Of course, you could halt the car further back; it’s an obvious disadvantage but at least you won’t risk constant DQs. And besides, you’ll have the chance to actually race, which may seem like an absolute novelty after the struggle to begin the contest. And when you finally get rolling, you get to see an entirely new dimension of the game, and it’s the most appealing feature: the realism and control you’re required to have over your rocket-like vehicle. Not only do you need finely honed reflexes to get a good start out of the gate, but you also need to use a deft hand to correct your line and keep everything going smoothly. For example, you have to pump the gas if your tires start to smoke (skidding is bad), you need to release your chute at the right time, and you shouldn’t push your engine too far on a particularly hot day. This almost makes NHRA: Countdown to the Championship worth the tedium of and clumsiness the player must deal with throughout the game…almost. If you have the patience and the interest to see it through to the end, you should be satisfied with what you find.

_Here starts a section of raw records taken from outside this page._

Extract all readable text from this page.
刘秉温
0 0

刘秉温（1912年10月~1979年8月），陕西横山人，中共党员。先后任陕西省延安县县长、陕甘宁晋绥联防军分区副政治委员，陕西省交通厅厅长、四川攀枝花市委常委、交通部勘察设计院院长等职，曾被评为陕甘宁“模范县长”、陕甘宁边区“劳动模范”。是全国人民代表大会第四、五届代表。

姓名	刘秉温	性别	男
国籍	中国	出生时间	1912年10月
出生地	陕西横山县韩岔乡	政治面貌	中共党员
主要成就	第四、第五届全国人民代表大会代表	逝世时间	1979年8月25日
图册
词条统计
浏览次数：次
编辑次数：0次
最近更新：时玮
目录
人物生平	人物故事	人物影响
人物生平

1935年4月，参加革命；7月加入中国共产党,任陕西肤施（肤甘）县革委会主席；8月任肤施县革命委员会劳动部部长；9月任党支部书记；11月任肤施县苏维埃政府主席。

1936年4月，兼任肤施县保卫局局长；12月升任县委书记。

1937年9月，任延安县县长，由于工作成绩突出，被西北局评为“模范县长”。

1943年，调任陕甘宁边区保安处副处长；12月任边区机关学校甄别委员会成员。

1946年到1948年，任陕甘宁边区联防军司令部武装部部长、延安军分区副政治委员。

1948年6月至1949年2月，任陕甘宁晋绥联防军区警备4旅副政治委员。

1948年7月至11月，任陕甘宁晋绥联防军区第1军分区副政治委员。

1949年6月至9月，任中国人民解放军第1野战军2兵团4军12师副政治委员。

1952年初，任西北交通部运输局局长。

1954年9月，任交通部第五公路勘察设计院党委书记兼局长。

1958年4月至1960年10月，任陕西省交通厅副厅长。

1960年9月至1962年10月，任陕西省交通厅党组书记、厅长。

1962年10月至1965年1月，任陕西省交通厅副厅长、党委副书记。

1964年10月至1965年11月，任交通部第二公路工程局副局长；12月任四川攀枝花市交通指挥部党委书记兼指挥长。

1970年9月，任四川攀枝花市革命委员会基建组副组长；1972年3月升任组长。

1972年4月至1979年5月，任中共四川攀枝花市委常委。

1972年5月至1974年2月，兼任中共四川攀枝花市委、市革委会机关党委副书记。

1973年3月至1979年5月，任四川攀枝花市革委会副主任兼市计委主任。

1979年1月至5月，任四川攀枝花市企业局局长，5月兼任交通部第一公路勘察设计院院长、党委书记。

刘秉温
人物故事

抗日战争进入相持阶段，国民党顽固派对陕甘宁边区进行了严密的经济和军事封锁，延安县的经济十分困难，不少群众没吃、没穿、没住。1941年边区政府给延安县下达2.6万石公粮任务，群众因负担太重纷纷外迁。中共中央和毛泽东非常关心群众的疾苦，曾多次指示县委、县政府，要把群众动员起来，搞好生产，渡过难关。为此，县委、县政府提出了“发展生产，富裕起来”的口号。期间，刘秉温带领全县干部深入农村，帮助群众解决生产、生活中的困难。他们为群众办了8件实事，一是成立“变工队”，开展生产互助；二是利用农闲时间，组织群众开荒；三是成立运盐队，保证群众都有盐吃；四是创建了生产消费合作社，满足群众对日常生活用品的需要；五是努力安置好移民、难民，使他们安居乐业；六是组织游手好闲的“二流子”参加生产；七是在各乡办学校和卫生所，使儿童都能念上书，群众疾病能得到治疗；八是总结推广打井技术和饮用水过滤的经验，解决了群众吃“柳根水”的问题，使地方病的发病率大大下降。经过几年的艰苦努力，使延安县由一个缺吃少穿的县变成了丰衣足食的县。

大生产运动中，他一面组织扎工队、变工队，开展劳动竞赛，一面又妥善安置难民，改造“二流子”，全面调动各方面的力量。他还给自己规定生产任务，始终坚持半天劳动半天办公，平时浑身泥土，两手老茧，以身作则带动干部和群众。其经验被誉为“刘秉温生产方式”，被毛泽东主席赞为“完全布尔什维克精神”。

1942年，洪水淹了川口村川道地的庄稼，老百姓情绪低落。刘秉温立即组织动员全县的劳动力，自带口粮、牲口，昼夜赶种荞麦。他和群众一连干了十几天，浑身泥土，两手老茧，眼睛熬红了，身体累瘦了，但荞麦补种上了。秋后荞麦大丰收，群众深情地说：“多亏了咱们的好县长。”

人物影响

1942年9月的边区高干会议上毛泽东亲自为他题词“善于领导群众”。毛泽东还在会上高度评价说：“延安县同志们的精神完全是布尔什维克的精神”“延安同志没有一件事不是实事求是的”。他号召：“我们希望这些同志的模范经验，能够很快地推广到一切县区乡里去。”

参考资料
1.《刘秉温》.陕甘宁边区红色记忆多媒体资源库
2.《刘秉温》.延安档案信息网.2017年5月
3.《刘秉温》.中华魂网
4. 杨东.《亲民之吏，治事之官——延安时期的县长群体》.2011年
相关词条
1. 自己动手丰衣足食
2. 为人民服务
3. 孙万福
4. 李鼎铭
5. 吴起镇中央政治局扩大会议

The rewards are high, and provided you can handle the quick shifting in the Pro Stock and all the infinitesimal adjustments here and there, you will enjoy yourself for a while. But it just doesn’t make any effort to appeal to those who aren’t familiar with drag racing, and due to a somewhat clunky interface and over-sensitivity in the Staging part of the process, the gameplay is more a practice in tolerance. The good news is that the computer AI isn’t infallible, and each and every one of your alterations could prove significant in the long run. If you can nail down the correct balance, and if you can somehow avoid chucking your controller at the television screen every time you get disqualified for yet another reason you didn’t foresee…well, then you just might see all the good NHRA has to offer. Problem is, not everyone will do this. Furthermore, the game gives you no real incentive to slog through the learning curve, and that creates an even bigger problem.

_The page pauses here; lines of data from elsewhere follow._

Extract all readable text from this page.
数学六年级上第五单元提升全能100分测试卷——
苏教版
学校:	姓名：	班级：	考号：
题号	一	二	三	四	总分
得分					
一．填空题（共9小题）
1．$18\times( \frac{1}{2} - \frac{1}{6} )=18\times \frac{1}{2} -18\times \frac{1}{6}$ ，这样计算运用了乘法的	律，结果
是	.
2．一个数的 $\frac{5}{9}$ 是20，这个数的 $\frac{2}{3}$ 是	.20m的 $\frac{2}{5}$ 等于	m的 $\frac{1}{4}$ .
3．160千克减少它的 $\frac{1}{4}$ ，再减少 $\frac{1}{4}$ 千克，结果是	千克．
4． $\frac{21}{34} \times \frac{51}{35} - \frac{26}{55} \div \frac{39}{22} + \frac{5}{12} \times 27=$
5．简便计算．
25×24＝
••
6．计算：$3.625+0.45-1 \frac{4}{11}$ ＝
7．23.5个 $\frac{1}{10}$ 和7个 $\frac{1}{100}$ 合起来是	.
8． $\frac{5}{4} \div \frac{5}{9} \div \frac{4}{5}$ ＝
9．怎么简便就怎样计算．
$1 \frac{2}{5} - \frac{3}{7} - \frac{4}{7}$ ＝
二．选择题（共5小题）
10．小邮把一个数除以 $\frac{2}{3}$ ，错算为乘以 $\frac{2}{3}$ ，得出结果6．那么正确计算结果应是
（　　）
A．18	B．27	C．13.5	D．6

And on top of this, even though there are more than enough tuning options, the rest of the game just feels bland and unfinished. The Season mode consists of a bunch of events strung together, and the entire process – regardless of which mode you select – feels extremely repetitive and unrefined. But for those few seconds when you’re hurtling down the stretch, neck and neck with your opponent (maybe), the game suddenly shines very brightly. It’s just that, all the stuff leading up to that excellent adrenaline rush isn’t implemented well enough. There are a lot of drivers and cars, and those mechanical alterations are both numerous and necessary, but unless you’re a big-time fan, this one probably isn’t for you. NHRA: Countdown to the Championship is an okay effort, but it’s hampered by average technicals, insane repetitiveness, outrageously frustrating preparation, and only fleeting moments of fun.